On Thu, 17 Apr 2014, Richard Biener wrote:
>
> The patch below increases the number of coalescs we attempt
> to also cover unary and binary operations. This improves
> initial code generation for code like
>
> int foo (int i, int j, int k, int l)
> {
> int res = i;
> res += j;
> res += k;
> res += l;
> return res;
> }
>
> from
>
> ;; res_3 = i_1(D) + j_2(D);
>
> (insn 9 8 0 (parallel [
> (set (reg/v:SI 83 [ res ])
> (plus:SI (reg/v:SI 87 [ i ])
> (reg/v:SI 88 [ j ])))
> (clobber (reg:CC 17 flags))
> ]) t.c:4 -1
> (nil))
>
> ;; res_5 = res_3 + k_4(D);
>
> (insn 10 9 0 (parallel [
> (set (reg/v:SI 84 [ res ])
> (plus:SI (reg/v:SI 83 [ res ])
> (reg/v:SI 89 [ k ])))
> (clobber (reg:CC 17 flags))
> ]) t.c:5 -1
> (nil))
> ...
>
> to
>
> ;; res_3 = i_1(D) + j_2(D);
>
> (insn 9 8 0 (parallel [
> (set (reg/v:SI 83 [ res ])
> (plus:SI (reg/v:SI 85 [ i ])
> (reg/v:SI 86 [ j ])))
> (clobber (reg:CC 17 flags))
> ]) t.c:4 -1
> (nil))
>
> ;; res_5 = res_3 + k_4(D);
>
> (insn 10 9 0 (parallel [
> (set (reg/v:SI 83 [ res ])
> (plus:SI (reg/v:SI 83 [ res ])
> (reg/v:SI 87 [ k ])))
> (clobber (reg:CC 17 flags))
> ]) t.c:5 -1
> (nil))
>
> re-using the same pseudo for the LHS.
>
> Expansion has special code to improve coalescing of op1 with
> target thus this is what we try to match here.
>
> Overall there are positive and negative size effects during
> a bootstrap on x86_64, but overall it seems to be a loss
> - stage3 cc1 text size is 18261647 bytes without the patch
> compared to 18265751 bytes with the patch.
>
> Now the question is what does this tell us? Not re-using
> the same pseudo as op and target is always better?
>
> Btw, I tried this to find a convincing metric for a intra-BB
> scheduling pass (during out-of-SSA) on GIMPLE (to be able
> to kill that odd scheduling code we now have in reassoc).
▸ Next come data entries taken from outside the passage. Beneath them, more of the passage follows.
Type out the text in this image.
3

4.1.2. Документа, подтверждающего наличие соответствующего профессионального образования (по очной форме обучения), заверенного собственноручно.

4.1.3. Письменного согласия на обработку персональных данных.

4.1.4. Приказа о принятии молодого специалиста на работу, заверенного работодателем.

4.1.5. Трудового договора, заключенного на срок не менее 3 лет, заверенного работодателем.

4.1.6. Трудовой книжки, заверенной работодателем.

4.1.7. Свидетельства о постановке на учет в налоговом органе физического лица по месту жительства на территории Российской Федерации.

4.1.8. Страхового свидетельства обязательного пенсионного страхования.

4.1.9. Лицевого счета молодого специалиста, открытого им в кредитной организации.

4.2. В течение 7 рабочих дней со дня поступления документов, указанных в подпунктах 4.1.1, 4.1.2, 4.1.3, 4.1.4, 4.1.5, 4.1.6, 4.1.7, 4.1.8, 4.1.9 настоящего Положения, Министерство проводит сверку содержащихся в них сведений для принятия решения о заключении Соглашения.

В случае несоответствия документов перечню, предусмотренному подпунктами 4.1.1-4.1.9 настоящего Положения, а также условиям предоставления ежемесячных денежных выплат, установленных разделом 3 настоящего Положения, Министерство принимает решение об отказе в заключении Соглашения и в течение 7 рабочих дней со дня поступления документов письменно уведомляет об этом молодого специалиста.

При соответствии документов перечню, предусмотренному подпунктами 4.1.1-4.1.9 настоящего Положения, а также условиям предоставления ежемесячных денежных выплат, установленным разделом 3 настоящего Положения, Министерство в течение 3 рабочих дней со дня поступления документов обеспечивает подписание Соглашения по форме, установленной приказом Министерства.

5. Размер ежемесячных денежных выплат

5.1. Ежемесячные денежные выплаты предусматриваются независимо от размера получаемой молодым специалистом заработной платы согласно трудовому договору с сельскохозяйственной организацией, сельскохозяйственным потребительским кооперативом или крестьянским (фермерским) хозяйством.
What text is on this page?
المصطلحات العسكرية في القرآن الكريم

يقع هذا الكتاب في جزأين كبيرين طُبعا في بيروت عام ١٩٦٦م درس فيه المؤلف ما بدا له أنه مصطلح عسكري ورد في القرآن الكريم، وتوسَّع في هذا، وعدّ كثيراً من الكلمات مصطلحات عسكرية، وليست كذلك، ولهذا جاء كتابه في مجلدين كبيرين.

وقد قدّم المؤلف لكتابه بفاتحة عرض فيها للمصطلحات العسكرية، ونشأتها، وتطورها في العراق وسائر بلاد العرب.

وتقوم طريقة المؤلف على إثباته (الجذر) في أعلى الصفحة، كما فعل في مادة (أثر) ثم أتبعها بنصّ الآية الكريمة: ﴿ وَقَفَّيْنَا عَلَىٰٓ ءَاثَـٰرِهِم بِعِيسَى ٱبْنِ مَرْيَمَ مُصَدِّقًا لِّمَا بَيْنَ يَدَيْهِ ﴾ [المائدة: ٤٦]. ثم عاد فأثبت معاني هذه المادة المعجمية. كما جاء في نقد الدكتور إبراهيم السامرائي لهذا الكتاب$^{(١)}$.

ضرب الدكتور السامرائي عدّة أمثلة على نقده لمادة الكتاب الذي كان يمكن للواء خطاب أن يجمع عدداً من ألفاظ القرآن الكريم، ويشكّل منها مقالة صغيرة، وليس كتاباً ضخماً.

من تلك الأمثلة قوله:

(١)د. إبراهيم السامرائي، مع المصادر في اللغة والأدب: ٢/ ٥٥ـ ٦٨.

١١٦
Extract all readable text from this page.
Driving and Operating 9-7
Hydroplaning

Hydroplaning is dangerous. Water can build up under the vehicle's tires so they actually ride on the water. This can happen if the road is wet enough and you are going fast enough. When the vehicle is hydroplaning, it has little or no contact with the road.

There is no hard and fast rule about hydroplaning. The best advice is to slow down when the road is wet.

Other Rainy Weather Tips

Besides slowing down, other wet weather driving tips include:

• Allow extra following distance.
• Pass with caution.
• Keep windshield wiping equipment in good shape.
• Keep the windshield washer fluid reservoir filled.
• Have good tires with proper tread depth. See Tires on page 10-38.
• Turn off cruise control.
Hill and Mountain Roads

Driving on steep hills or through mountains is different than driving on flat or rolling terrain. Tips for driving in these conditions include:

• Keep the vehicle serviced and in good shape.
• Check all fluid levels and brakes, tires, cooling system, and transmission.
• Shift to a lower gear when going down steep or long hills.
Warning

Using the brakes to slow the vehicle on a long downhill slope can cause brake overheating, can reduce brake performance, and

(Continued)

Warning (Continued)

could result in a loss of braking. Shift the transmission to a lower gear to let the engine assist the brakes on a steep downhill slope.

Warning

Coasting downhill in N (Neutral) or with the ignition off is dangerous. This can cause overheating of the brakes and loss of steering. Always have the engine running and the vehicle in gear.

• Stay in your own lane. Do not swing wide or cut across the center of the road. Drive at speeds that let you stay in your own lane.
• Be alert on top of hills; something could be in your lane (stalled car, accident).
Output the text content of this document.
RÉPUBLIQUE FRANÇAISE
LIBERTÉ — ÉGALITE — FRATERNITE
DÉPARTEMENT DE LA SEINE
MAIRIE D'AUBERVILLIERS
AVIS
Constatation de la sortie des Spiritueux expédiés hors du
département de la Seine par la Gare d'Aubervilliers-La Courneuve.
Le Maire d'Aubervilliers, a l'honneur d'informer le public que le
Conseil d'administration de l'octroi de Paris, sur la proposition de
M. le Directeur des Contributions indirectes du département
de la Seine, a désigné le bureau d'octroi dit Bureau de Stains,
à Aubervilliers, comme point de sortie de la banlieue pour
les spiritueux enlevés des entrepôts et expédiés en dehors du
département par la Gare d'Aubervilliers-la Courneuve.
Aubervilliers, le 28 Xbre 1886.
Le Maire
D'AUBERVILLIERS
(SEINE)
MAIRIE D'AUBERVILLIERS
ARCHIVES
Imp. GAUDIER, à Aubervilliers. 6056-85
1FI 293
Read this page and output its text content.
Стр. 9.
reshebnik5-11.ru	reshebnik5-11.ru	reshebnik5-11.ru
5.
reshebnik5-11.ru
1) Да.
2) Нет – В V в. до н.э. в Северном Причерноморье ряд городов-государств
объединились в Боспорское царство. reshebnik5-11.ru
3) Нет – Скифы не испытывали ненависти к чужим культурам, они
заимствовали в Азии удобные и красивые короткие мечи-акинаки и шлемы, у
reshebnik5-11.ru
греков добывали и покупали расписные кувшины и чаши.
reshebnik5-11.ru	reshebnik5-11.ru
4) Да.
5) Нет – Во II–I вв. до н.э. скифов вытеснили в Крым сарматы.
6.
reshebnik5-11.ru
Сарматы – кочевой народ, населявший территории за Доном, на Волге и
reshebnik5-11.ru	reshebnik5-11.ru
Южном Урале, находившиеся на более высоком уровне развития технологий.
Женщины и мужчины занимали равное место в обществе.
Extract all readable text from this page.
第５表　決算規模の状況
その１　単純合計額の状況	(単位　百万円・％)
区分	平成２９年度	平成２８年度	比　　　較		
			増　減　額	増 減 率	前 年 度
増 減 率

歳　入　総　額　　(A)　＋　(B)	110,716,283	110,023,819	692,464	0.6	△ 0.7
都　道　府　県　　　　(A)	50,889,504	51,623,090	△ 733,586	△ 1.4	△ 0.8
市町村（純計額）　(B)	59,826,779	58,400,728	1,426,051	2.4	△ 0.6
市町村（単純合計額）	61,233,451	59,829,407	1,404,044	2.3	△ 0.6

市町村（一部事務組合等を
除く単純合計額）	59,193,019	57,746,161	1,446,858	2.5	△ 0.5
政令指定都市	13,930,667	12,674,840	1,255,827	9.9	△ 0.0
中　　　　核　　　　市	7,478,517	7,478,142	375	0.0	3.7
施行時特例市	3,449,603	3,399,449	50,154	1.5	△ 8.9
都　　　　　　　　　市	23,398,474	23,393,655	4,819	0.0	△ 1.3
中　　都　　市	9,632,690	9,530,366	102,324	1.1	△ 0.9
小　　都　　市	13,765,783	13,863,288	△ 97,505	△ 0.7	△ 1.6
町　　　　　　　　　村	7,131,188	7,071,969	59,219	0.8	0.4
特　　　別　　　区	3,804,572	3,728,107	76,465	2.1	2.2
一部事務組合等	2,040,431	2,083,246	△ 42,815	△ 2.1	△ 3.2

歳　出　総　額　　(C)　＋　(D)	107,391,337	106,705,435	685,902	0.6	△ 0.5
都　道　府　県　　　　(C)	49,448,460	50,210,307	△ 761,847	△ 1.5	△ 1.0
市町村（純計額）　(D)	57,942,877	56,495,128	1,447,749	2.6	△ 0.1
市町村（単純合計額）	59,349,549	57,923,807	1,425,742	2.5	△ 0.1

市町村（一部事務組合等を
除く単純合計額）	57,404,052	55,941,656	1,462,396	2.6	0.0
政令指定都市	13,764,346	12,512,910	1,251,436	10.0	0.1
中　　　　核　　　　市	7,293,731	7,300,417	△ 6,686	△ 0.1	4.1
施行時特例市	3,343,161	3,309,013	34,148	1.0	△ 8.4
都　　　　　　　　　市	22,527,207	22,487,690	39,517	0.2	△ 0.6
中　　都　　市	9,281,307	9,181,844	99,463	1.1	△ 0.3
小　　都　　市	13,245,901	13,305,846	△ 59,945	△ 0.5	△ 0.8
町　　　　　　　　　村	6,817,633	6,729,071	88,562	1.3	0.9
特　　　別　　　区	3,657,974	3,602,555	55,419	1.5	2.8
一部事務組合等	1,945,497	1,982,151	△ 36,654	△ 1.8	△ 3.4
> And to have sth that TER not immediately un-does we have
> to disable TER which conveniently happens for coalesced
> SSA names. Thus -> schedule for "register pressure", and thus
> reduce SSA name lifetime - with the goal that out-of-SSA can
> do more coalescing. But it won't even try to coalesce
> anything else than PHI copies (not affected by scheduling)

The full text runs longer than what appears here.